With deep affection, I tell my hon. Friend the Member for Rotherham (Mr. MacShane) that he still needs to learn a lesson or two in sycophancy.

Mr. Grieve

Will the right hon. Gentleman give way?

Mr. Kaufman

No, I shall not give way; the Committee wishes to conclude this debate.

My hon. Friend the Member for Rotherham described 9 million people and 840,000 pensioners who potentially could be overseas voters. The hon. Member for Altrincham and Sale, West (Mr. Brady) also mentioned pensioners' interests. If 840,000 pensioners are concerned about their pensions—the hon. Gentleman did not seem to be aware that those people's pensions are frozen when they move residence from the United Kingdom—and feel strongly about the issue, they could register to vote. We could have 840,000 overseas voters who are pensioners.

Mr. Brady

Will the right hon. Gentleman give way?

Mr. Kaufman

No. If the hon. Gentleman will forgive me, I should like to wind up.

In fact, of the 9 million potential overseas voters mentioned by my hon. Friend the Member for Rotherham, and of the 3 million people mentioned by the hon. Member for Ryedale, 13,000 people are registered. We are speaking, therefore, not about an inalienable right, but of an option that only a handful of people decide to exercise, with possibly highly invidious results— including, as we know, the defeat of my hon. Friend the Member for Vale of Glamorgan (Mr. Smith).

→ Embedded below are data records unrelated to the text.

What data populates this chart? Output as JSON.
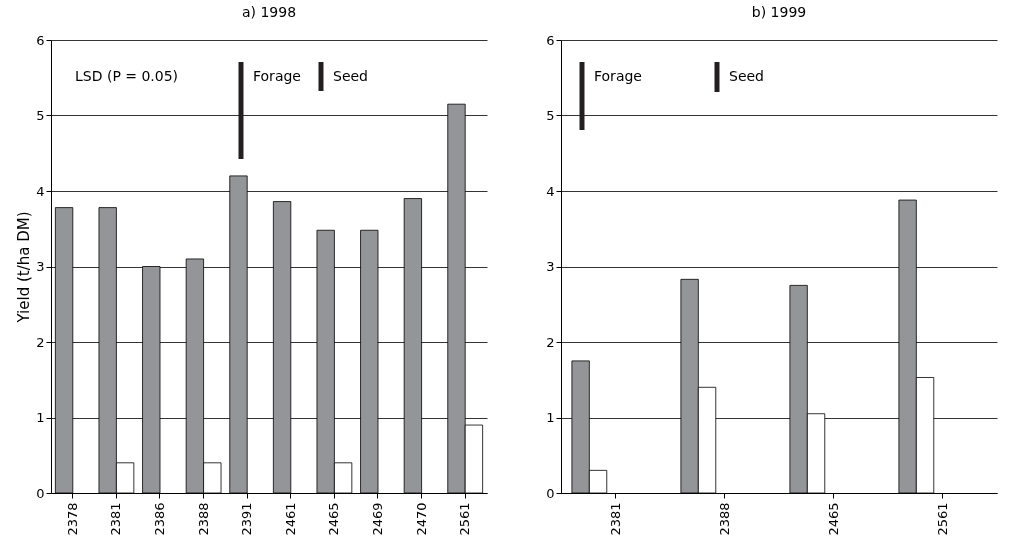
{
  "chart_data": [
    {
      "type": "bar",
      "title": "a) 1998",
      "ylabel": "Yield (t/ha DM)",
      "categories": [
        "2378",
        "2381",
        "2386",
        "2388",
        "2391",
        "2461",
        "2465",
        "2469",
        "2470",
        "2561"
      ],
      "series": [
        {
          "color": "#939598",
          "values": [
            3.78,
            3.78,
            3.0,
            3.1,
            4.2,
            3.86,
            3.48,
            3.48,
            3.9,
            5.15
          ]
        },
        {
          "color": "#ffffff",
          "values": [
            null,
            0.4,
            null,
            0.4,
            null,
            null,
            0.4,
            null,
            null,
            0.9
          ]
        }
      ],
      "ylim": [
        0,
        6
      ],
      "yticks": [
        0,
        1,
        2,
        3,
        4,
        5,
        6
      ],
      "grid": "y",
      "legend": false,
      "annotations": [
        "LSD (P = 0.05)",
        "Forage",
        "Seed"
      ]
    },
    {
      "type": "bar",
      "title": "b) 1999",
      "categories": [
        "2381",
        "2388",
        "2465",
        "2561"
      ],
      "series": [
        {
          "color": "#939598",
          "values": [
            1.75,
            2.83,
            2.75,
            3.88
          ]
        },
        {
          "color": "#ffffff",
          "values": [
            0.3,
            1.4,
            1.05,
            1.53
          ]
        }
      ],
      "ylim": [
        0,
        6
      ],
      "yticks": [
        0,
        1,
        2,
        3,
        4,
        5,
        6
      ],
      "grid": "y",
      "legend": false,
      "annotations": [
        "Forage",
        "Seed"
      ]
    }
  ]
}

I can therefore tell my hon. Friend the Minister that, in response to his request, I shall withdraw my amendment. He said that he wants a consensus—which is fine—but I should be very grateful if he took into account the fact that consensus does not simply mean agreement between Ministers and Conservative and Liberal Democrat Members, but also agreement between Ministers and Labour Back Benchers. Provided that Ministers realise that 350 Labour Back Benchers have at least as great a vote as 160 Conservative Members—their number seems to be decreasing—and 46 Liberal Democrat Members, and that we have at least twice as much right as Opposition Members to participate in a consensus, I believe that the Minister's promise to listen might result in something that is acceptable to all of us.

On that basis, I beg to ask leave to withdraw the amendment.

Amendment, by leave, withdrawn.

Clauses 1 ordered to stand part of the Bill.

Clauses 2 and 3 ordered to stand part of the Bill.